2025年に開催される大阪・関西万博で、パビリオンの建設費が当初計画から大幅に高騰し、入場料の値上げが検討されていることが分かった。博覧会協会によると、建設費は当初の約350億円から約530億円に増加しており、約1.5倍の規模となっている。
建設費高騰の背景
建設費高騰の背景には、建設資材の価格上昇や人手不足による人件費の高騰がある。また、新型コロナウイルス感染症の影響で、海外からの資材調達が遅れていることも一因とされている。博覧会協会の担当者は「世界的なインフレの影響を大きく受けている」と説明している。
さらに、パビリオンのデザインや機能の見直しも建設費増加の要因となっている。当初計画よりも高度な技術を導入するパビリオンが増えており、それに伴いコストが上昇している。
入場料値上げの可能性
建設費の高騰を受け、博覧会協会は入場料の値上げを検討している。現在の入場料は大人1枚2,500円(税込)を想定しているが、値上げ幅は未定。協会は「来場者の負担を考慮しつつ、財政の健全性を保つために必要」としている。
一方で、入場料の値上げは来場者数の減少につながる可能性もある。万博の成功には多くの来場者が不可欠であり、協会は難しい判断を迫られている。
コスト削減策と今後の見通し
博覧会協会は、建設費の高騰に対応するため、さまざまなコスト削減策を検討している。例えば、パビリオンの建設資材を国産品に切り替えることで、輸送コストを削減する案が上がっている。また、建設期間の短縮による人件費の削減も模索している。

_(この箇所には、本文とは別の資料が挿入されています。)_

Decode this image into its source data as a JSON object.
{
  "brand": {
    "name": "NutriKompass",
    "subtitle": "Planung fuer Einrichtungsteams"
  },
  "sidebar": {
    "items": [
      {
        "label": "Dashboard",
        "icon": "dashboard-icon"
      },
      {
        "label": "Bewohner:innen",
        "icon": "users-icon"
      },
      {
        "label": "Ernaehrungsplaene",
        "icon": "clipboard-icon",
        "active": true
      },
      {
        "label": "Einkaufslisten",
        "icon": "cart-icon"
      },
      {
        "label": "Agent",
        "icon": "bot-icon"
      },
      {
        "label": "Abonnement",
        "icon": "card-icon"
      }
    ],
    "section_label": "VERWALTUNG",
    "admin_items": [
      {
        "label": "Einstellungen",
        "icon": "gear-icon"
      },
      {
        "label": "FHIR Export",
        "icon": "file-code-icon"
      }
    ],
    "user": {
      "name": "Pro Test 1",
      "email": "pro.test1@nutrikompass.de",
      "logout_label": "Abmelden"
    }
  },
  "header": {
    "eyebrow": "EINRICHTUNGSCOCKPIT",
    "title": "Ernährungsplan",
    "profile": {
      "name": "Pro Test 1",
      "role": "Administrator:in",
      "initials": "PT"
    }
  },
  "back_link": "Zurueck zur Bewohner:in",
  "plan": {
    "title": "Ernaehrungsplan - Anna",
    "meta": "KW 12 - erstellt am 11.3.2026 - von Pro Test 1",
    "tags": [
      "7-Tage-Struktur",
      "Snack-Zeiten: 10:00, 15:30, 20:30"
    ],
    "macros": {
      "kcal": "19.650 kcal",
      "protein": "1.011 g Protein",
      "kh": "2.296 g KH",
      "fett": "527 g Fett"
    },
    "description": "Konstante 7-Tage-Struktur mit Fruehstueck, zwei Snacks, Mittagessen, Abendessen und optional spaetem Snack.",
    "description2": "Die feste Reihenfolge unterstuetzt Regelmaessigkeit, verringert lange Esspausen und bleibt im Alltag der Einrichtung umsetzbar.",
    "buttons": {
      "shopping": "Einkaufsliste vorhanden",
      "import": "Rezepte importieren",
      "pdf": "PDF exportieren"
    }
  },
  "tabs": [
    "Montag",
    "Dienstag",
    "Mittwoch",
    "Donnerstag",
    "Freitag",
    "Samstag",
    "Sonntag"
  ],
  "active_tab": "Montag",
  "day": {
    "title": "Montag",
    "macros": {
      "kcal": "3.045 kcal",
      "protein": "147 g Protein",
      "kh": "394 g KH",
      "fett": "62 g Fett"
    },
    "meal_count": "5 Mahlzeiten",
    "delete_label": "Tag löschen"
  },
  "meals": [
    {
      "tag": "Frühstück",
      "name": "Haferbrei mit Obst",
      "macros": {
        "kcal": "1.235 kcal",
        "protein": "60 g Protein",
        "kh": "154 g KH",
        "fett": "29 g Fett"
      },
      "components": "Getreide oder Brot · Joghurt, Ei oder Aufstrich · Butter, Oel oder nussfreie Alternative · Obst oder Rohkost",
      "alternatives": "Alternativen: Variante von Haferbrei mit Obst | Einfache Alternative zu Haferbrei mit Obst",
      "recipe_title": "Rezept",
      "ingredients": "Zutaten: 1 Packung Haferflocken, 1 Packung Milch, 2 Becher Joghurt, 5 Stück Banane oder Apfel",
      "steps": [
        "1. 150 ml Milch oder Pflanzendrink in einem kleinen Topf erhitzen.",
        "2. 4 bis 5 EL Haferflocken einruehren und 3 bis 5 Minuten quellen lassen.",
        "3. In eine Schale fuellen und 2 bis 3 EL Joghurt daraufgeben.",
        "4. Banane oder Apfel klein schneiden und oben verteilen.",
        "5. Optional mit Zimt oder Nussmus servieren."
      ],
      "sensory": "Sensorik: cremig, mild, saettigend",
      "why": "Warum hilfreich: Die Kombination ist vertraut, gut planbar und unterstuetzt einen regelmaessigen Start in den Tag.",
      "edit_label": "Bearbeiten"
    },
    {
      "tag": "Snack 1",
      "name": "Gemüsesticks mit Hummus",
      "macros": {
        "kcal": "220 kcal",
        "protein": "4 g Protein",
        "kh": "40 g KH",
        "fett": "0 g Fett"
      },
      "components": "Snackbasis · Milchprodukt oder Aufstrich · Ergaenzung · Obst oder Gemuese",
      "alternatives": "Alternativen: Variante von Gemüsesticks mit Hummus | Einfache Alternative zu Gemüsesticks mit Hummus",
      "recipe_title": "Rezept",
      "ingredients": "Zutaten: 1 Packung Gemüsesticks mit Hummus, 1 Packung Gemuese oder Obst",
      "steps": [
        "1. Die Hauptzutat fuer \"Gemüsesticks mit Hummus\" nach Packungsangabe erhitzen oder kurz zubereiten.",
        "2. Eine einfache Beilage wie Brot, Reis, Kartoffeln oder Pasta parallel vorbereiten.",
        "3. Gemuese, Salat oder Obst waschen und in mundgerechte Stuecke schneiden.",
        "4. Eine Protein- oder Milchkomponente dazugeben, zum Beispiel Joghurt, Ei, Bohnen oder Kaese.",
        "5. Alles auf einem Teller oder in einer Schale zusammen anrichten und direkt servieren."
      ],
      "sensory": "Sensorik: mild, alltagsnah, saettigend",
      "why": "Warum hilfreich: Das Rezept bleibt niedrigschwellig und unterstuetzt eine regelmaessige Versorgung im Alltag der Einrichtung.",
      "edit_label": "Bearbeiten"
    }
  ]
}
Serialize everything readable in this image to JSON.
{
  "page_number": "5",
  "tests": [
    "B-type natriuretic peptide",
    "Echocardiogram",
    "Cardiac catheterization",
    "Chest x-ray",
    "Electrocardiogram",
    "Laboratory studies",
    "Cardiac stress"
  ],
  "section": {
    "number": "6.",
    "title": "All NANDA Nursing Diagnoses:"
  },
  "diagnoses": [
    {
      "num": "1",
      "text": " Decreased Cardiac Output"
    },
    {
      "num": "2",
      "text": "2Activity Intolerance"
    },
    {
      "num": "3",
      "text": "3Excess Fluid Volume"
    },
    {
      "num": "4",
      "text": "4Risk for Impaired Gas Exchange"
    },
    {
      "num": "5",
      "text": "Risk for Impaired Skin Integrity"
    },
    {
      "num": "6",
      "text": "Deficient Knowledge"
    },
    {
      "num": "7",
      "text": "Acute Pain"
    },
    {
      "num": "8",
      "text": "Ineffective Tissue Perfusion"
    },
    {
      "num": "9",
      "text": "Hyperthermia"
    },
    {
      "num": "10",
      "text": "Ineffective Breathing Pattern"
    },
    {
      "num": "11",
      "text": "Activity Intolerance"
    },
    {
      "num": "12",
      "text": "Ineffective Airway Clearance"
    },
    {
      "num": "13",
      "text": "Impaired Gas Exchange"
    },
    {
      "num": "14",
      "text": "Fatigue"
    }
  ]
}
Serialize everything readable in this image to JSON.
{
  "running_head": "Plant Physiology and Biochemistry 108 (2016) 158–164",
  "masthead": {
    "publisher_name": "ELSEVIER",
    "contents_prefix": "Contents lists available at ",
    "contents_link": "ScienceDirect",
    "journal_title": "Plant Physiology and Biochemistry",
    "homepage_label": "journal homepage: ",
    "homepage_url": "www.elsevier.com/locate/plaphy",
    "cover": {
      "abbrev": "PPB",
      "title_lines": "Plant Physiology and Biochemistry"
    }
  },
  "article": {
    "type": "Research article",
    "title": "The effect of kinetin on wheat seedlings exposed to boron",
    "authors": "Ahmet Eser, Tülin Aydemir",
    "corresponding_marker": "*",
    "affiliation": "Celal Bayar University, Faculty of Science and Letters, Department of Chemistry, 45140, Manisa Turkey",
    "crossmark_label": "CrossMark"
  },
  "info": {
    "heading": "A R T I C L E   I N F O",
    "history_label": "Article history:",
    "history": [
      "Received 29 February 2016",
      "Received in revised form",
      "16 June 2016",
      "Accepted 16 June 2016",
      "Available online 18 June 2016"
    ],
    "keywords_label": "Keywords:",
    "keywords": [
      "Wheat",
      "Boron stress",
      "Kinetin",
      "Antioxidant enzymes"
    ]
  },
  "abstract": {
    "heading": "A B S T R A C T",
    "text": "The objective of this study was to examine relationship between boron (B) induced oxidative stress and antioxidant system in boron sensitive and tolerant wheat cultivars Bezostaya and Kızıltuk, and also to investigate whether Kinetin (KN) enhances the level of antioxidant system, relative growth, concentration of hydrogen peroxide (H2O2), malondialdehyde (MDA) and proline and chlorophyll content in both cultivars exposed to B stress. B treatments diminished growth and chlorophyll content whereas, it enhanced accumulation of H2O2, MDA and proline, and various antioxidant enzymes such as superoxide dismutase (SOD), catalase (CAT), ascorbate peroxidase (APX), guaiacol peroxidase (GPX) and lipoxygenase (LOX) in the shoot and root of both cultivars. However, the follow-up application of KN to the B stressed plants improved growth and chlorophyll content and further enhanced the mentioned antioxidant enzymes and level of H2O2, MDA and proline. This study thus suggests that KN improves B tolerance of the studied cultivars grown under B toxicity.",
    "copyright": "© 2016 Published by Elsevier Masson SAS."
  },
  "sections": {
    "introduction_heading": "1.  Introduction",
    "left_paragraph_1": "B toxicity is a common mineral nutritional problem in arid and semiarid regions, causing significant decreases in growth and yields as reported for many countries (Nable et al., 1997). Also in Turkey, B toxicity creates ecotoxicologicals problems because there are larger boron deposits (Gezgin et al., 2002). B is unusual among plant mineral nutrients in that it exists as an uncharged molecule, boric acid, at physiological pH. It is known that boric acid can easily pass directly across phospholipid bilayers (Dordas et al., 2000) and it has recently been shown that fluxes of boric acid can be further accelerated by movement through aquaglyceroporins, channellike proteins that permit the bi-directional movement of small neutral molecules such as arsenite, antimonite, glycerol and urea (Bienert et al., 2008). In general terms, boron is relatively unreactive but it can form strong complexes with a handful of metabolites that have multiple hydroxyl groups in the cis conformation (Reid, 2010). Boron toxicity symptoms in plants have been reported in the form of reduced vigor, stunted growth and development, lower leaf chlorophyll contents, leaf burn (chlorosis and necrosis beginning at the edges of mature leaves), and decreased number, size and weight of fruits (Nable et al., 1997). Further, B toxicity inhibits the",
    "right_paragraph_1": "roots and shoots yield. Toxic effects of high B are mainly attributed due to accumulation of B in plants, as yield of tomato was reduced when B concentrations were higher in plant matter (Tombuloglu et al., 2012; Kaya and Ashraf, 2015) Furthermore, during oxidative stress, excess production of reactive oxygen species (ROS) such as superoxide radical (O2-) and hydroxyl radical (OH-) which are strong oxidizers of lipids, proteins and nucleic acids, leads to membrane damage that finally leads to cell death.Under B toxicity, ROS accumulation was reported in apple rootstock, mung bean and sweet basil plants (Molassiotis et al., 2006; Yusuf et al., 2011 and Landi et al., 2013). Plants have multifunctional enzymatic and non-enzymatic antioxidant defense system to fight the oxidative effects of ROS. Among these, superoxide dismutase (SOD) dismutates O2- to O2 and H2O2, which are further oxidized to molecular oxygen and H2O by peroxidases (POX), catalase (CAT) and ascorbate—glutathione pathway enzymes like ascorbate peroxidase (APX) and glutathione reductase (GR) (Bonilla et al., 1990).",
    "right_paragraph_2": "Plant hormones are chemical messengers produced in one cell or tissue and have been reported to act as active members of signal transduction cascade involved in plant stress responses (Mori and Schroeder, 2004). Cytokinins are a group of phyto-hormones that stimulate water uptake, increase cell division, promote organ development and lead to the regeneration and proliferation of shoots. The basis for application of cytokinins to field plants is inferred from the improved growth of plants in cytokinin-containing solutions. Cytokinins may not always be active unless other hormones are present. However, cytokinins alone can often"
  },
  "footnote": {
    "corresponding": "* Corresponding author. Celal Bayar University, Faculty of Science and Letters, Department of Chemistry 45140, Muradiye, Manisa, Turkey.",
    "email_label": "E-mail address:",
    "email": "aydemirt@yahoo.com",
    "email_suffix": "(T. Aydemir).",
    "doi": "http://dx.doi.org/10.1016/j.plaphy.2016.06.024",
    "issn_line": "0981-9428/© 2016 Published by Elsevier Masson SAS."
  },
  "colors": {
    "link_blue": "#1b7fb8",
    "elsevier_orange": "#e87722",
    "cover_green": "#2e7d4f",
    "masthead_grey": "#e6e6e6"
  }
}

しかし、開催まで2年を切った現状では、大幅なコスト削減は難しいとの見方も強い。協会は「あらゆる可能性を検討し、万博の成功に向けて努力する」としている。
大阪府の吉村洋文知事は「万博は日本の成長戦略の核となるイベント。財政面でもしっかりと対応していく」と述べ、国や関係機関との連携を強化する方針を示した。